MOIST FURY (2011) ** ½


“Moist” is one of those oddball words that incur a violent reaction inside certain people.  When they hear the word “moist”, they either freak out, act disgusted, or almost vomit.  Writer/director Chris (Return to Bloodfart Lake) Seaver knows this and gets some cheap mileage out of it.  I myself am one of those people who automatically thinks “moist” is hilarious, so I was probably already inclined to enjoy it.

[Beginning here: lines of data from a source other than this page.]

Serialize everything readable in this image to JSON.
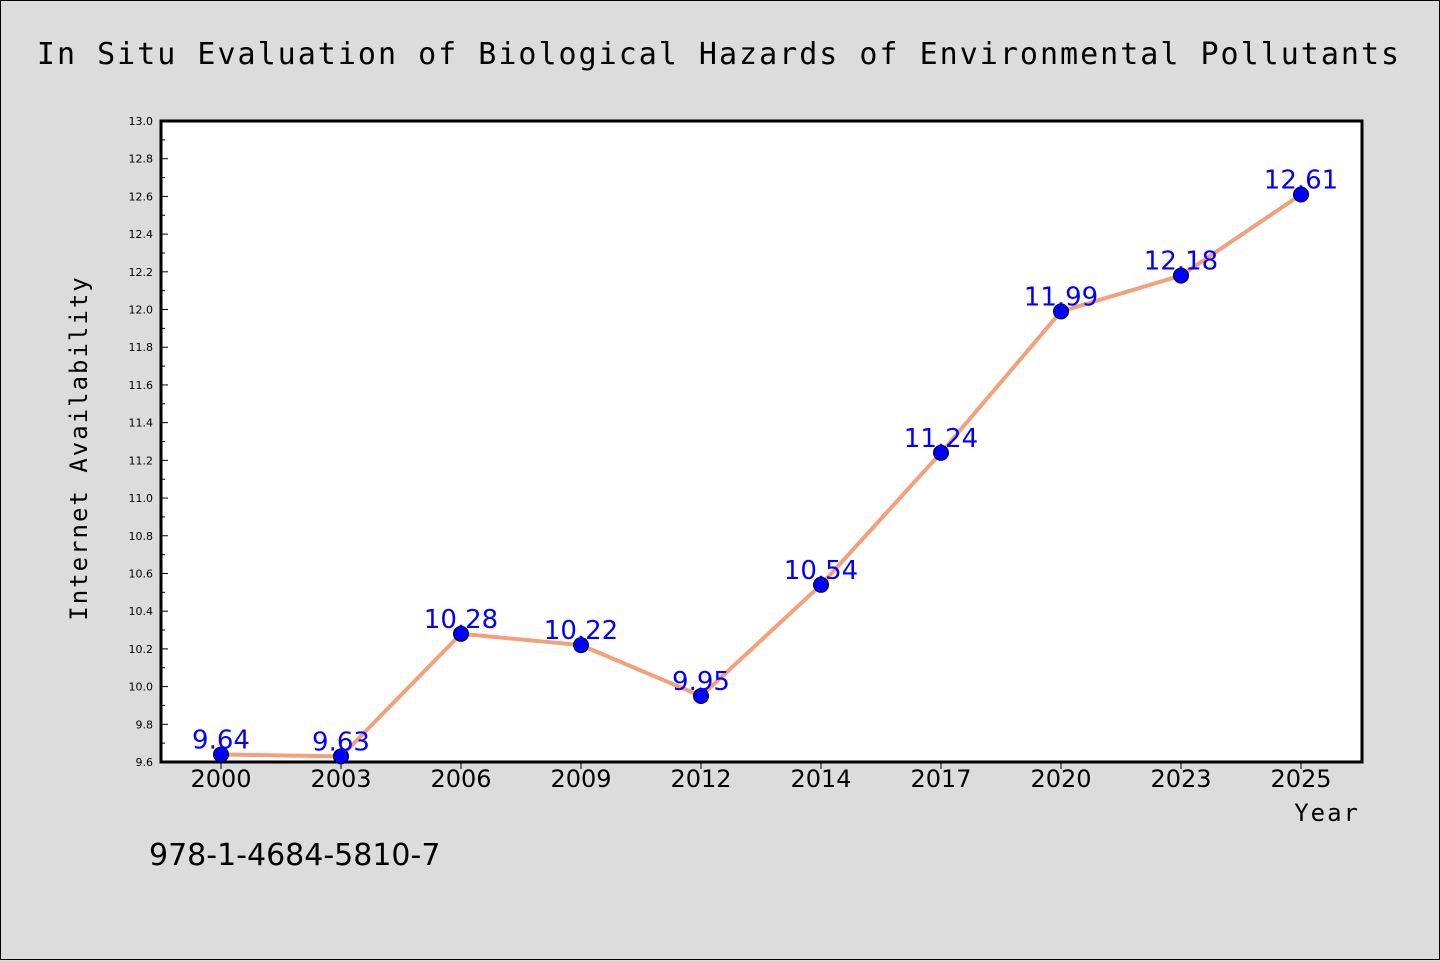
{
  "chart_data": {
    "type": "line",
    "title": "In Situ Evaluation of Biological Hazards of Environmental Pollutants",
    "xlabel": "Year",
    "ylabel": "Internet Availability",
    "categories": [
      "2000",
      "2003",
      "2006",
      "2009",
      "2012",
      "2014",
      "2017",
      "2020",
      "2023",
      "2025"
    ],
    "series": [
      {
        "values": [
          9.64,
          9.63,
          10.28,
          10.22,
          9.95,
          10.54,
          11.24,
          11.99,
          12.18,
          12.61
        ],
        "labels": [
          "9.64",
          "9.63",
          "10.28",
          "10.22",
          "9.95",
          "10.54",
          "11.24",
          "11.99",
          "12.18",
          "12.61"
        ]
      }
    ],
    "ylim": [
      9.6,
      13.0
    ],
    "yticks": [
      "9.6",
      "9.8",
      "10.0",
      "10.2",
      "10.4",
      "10.6",
      "10.8",
      "11.0",
      "11.2",
      "11.4",
      "11.6",
      "11.8",
      "12.0",
      "12.2",
      "12.4",
      "12.6",
      "12.8",
      "13.0"
    ],
    "grid": false,
    "legend": "none",
    "colors": {
      "line": "#f4a07a",
      "marker": "#0000ff",
      "data_label": "#0000ff",
      "plot_bg": "#ffffff",
      "figure_bg": "#dcdcdc"
    }
  },
  "footer": {
    "isbn": "978-1-4684-5810-7"
  }
}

Moist Fury follows a quartet of tough-talking post-apocalyptic lady brawlers who are in a gang called “The Crimson Queafs”.  When their leader Dewback (Hester Prynne) is ambushed and killed by a rival gang led by Doom Blade (Bill Thomas), her lover Andromeda (Desiree Saetia) goes out for revenge.  Aiding the gang in their quest is a badass named Death Bone (Billy Garberina, who talks like Stallone) who is vying to have the coolest name in the wasteland.  

If you’ve seen a Chris Seaver movie or two in your time, you may already know what to expect.  This one is a little more grounded in reality than many of his others (although it still has some outrageous characters spewing a stream of improbable obscenities).   It kind of resembles a Troma version of an all-female Warriors rip-off mixed with your standard DTV action movie.  

Seaver stages the action efficiently enough, especially considering the low budget.  Even though it’s closer to a “real” movie than what he normally makes, there is still plenty of funny moments along the way.  (I liked the fact that it took place in a post-apocalyptic world where Toblerone bars sell on the black market for seven bucks apiece.)  The overblown heavy metal music on the soundtrack is sometimes good for a laugh too.  

Moist Fury is a little light the gore department compared to some of Seaver’s other films, but I guess that’s expected since it’s more of an action flick.  That said, one girl gets stabbed in her lactating breasts.  So, there’s that.  

Is Moist Fury mostly a mess?  Kinda.  For every funny bit, there’s two or three clunky moments.  The mercifully short running time (it’s barely an hour long) certainly helps though.  

Best line, “You’re a bona fide member of the Clitterati!”